Doch weder Interventionsversuche beim Innenministerium, bei der Polizei noch bei Parlamentariern haben bisher Erfolg gebracht. Vor zwei Jahren teilte das Innenministerium auf eine entsprechende Anfrage mit, die britischen Behörden hätten keinerlei Handlungsspielraum, da die Seiten auf einem US-Server liegen und somit für die britische Gerichtsbarkeit unerreichbar seien; des weiteren sei ihr Inhalt in den USA durch den ersten Zusatz der US-Verfassung gedeckt, der das Recht auf freie Meinungsäußerung schützt. Außerdem würde die Seite nicht gegen britisches Recht verstoßen – es handle sich lediglich um einfache Listen von linken Aktivisten. Hier stellt sich die Frage, ob ähnlich argumentiert würde, wenn Listen von an Tierversuchen beteiligten Wissenschaftlern oder Parlamentsabgeordneten veröffentlicht worden wären.

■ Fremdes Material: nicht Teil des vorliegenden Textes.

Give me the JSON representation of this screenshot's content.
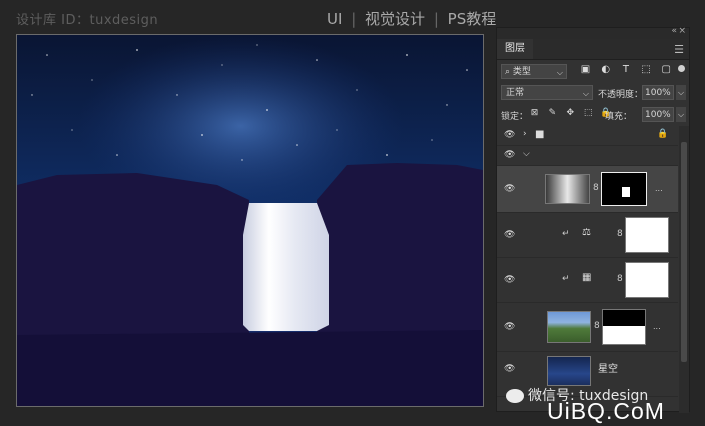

Nach Informationen von Searchlight gibt es inzwischen jedoch Stimmen im Innenministerium, die eine Verfolgung Watmoughs für möglich halten, da die strafbare Handlung, nämlich das Verfassen der Inhalte von Redwatch, von einem Briten in Großbritannien verübt wird. Außerdem ist es äußerst fragwürdig, ob Redwatch in den Staaten durch den ersten Verfassungszusatz gedeckt wird, da es dort bereits ein Präzedenzurteil in einem sehr ähnlich gelagerten Fall gibt: Militante Abtreibungsgegner hatten auf einer Webseite namens »The Nuremberg Files« (die Nürnberg-Akten) Bilder, Namen und Adressen von AbtreibungsärztInnen veröffentlicht. In der Folge wurden zwei der Ärzte ermordet und ihre Fotos auf der Seite mit einem schwarzen Balken versehen. Das Gericht argumentierte, dass persönliche Bedrohung nicht durch den ersten Verfassungszusatz gedeckt sei und schaltete die Seite ab.

Dass Redwatch, welches von ehemaligen C18-Mitgliedern betrieben wird, nicht allein der Meinungsäußerung, sondern vielmehr der Einschüchterung bis hin zur Beihilfe zur Ermordung von Menschen dient, dürfte auch vor einem US-Gericht nicht schwer nachzuweisen sein. Bleibt zu hoffen, dass die von Searchlight und anderen AntifaschistInnen initiierte Kampagne gegen Redwatch nicht länger auf taube Ohren stößt und genug politischen Druck entwickelt, damit die Behörden unter Zugzwang geraten.